The Guardian quoted Iranian foreign minister Mohammad Javad Zarif as saying: "In some cases a number of phrases have been added [to the text] and we still need to do some work in other cases. We are dealing with an issue that was the subject of difference for 10 years."

British foreign secretary William Hague had earlier said that the differences were narrow which could be sorted out with political will and commitment.

"We have made progress, including core issues," a senior European diplomat told reporters, pointing out the arrival of foreign ministers in Geneva signals they are on the verge of signing the deal.

Both the US and China have also articulated similar optimistic views. US State Department spokesperson Marie Harf told reporters that secretary of state John Kerry will reach Geneva "in light of the progress being made... with the hope that an agreement will be reached".

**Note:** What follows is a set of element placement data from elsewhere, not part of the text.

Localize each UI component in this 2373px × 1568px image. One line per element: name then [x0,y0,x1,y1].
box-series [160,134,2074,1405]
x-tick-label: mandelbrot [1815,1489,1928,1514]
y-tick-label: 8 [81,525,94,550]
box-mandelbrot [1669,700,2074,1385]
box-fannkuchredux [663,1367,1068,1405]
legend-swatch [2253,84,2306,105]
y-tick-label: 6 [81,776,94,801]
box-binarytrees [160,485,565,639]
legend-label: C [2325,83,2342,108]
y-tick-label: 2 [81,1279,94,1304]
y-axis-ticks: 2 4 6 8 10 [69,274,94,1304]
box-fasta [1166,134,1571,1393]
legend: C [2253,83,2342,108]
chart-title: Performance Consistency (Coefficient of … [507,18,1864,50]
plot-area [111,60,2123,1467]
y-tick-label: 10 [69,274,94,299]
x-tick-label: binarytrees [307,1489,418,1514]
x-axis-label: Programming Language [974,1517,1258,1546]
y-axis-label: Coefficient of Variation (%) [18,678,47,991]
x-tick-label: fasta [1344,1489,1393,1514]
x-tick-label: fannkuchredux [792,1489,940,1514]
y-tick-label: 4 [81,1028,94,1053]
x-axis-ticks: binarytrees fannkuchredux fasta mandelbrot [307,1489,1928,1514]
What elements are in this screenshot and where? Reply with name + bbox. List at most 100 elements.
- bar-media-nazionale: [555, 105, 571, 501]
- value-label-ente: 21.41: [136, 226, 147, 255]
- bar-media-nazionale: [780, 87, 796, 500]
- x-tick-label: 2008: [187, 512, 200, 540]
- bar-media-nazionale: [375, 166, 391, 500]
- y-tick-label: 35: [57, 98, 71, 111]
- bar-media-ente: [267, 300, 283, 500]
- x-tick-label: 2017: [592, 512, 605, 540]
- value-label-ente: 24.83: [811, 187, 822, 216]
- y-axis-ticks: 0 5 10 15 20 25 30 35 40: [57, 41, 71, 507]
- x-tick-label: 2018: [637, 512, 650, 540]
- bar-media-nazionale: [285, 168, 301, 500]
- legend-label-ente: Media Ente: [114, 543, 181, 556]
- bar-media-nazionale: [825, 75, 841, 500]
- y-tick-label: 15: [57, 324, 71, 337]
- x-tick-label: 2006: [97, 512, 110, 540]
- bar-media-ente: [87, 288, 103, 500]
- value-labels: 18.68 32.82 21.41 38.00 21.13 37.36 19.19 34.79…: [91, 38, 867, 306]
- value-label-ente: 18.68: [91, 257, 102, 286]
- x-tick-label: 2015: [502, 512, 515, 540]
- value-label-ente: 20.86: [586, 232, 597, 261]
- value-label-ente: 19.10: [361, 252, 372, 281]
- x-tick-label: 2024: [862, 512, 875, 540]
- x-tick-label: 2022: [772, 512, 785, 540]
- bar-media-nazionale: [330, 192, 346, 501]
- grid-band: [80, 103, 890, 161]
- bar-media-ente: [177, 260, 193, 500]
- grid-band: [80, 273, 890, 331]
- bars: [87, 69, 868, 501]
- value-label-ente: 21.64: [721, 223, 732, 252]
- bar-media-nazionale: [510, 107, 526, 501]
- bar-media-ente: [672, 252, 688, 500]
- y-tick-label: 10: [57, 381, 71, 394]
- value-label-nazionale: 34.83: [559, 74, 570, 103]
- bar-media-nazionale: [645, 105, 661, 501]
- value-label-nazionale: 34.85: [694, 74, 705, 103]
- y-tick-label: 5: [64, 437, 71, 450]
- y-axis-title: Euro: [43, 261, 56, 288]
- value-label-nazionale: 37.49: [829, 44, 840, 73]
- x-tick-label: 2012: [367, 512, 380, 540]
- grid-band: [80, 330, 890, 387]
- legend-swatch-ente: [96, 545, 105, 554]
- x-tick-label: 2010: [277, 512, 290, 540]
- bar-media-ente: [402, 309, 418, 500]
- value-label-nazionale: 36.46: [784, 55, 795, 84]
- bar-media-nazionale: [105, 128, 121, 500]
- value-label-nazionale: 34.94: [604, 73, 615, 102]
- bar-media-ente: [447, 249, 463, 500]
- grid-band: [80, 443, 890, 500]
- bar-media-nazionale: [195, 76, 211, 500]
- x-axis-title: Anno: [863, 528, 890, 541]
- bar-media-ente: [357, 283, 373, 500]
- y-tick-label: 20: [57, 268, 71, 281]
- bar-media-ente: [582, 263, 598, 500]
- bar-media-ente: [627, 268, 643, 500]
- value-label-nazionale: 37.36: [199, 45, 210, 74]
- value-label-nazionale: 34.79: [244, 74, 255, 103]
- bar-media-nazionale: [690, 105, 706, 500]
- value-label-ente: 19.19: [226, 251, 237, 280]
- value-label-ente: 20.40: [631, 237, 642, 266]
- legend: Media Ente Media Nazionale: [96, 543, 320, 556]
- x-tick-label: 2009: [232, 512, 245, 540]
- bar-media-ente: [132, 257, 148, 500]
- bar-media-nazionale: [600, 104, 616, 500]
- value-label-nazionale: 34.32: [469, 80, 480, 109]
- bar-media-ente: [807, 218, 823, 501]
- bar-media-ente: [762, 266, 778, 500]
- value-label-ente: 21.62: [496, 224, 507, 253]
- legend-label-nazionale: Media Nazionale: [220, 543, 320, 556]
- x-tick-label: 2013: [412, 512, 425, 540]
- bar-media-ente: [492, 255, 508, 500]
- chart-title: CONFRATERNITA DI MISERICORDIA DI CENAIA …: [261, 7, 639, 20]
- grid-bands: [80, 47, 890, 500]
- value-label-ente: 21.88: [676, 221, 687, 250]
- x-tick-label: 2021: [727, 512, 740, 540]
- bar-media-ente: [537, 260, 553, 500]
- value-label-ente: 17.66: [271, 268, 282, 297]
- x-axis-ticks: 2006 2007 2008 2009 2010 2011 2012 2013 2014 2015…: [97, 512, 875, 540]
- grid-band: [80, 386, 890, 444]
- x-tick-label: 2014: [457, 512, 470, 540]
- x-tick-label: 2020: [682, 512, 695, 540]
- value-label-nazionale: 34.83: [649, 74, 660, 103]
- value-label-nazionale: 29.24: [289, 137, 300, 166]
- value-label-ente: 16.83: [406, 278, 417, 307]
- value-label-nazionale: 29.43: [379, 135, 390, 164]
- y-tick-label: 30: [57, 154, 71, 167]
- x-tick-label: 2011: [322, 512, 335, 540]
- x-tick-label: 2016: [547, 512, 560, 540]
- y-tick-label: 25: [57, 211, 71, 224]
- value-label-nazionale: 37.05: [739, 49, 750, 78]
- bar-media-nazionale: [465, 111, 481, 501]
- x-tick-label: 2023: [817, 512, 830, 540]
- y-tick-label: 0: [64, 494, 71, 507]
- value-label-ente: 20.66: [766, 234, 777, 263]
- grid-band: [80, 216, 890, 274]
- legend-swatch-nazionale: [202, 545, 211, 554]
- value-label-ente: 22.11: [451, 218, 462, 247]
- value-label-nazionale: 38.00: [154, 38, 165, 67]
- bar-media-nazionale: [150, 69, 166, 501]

China's foreign ministry spokesperson Hong Lei said, according to the official Xinhua news agency, the discussions have "reached the final moment". Chinese foreign minister Wang Yi had missed the previous round of talks with Iran.

The decision to have the physical presence of the foreign ministers of all the countries involved in the talks was made following consultations with European Union foreign policy chief Catherine Ashton, who is coordinating the Geneva conference.

"You know our position ... it's a position based on firmness, but at the same time a position of hope that we can reach a deal," said French foreign minister Laurent Fabius, who took a hard-line position during earlier rounds of talks.